The trial results, which are published in the New England Journal of Medicine, detail how patients with HHT given the drug, called pomalidomide, experienced a significant reduction in the severity of nosebleeds, needed fewer of the blood transfusions and iron infusions that HHT often demands, and showed improved quality of life.
Researchers speculated that pomalidomide worked by blocking the growth of abnormal blood vessels. It may cause the blood vessels to have a more normal structure or thicker walls so they are less fragile. However, the research team, led by Keith McCrae, M.D., professor of molecular medicine at the Cleveland Clinic, says further study will be needed.

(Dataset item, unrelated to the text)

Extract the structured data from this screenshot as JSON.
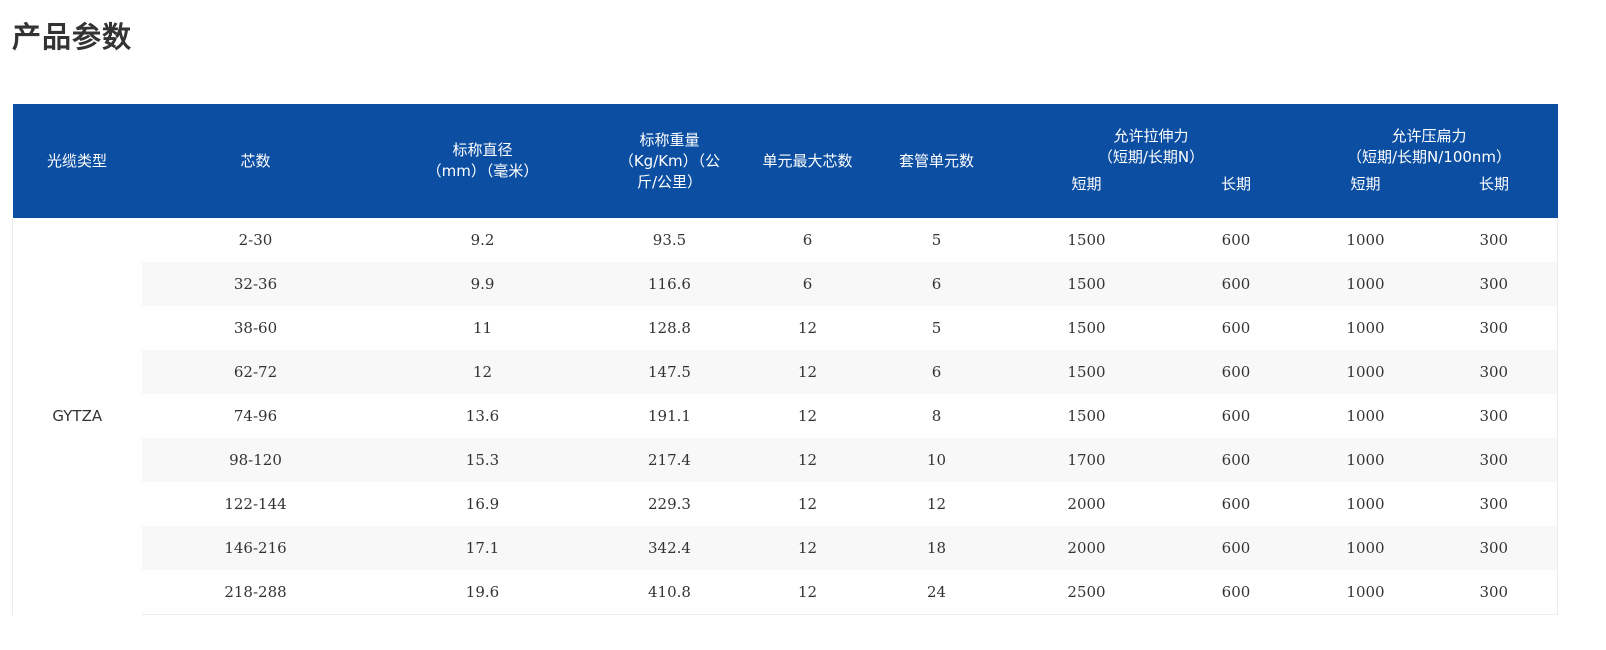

Researchers enrolled 144 adults with HHT at 11 U.S. medical centers between Nov. 5, 2019, and June 27, 2023. All participants had moderate to severe nosebleeds requiring iron infusions or blood transfusions. Researchers gave 95 of the participants 4 mg of pomalidomide daily, though the dosage was reduced to 3 mg or 2 mg daily in patients with adverse reactions — mostly constipation, rashes, and lower than average white blood cell counts. The remaining 49 patients received a daily sugar pill designed to look exactly like the pomalidomide pill, in addition to their usual care.
At the start of the trial, researchers used a validated HHT-specific bleeding assessment tool to score each patient’s nosebleed severity. To establish a baseline in other areas, participants self-reported other data throughout the trial, particularly the severity of their nosebleeds and the effect of their HHT symptoms on everyday activities using a special scoring system. The number of units of red blood cells transfused or iron infused was also recorded.
In June 2023, 43 months into the scheduled four-year trial, an interim analysis found pomalidomide had met a prespecified threshold for efficacy, and the trial was closed to further enrollment.
Though researchers did not follow participants after the trial ended, McCrae noted that some of his patients from the study have gone four to six months without a recurrence of nosebleeds, even though they had stopped the medication. This suggests that the drug may have promise as a long-term or intermittent treatment.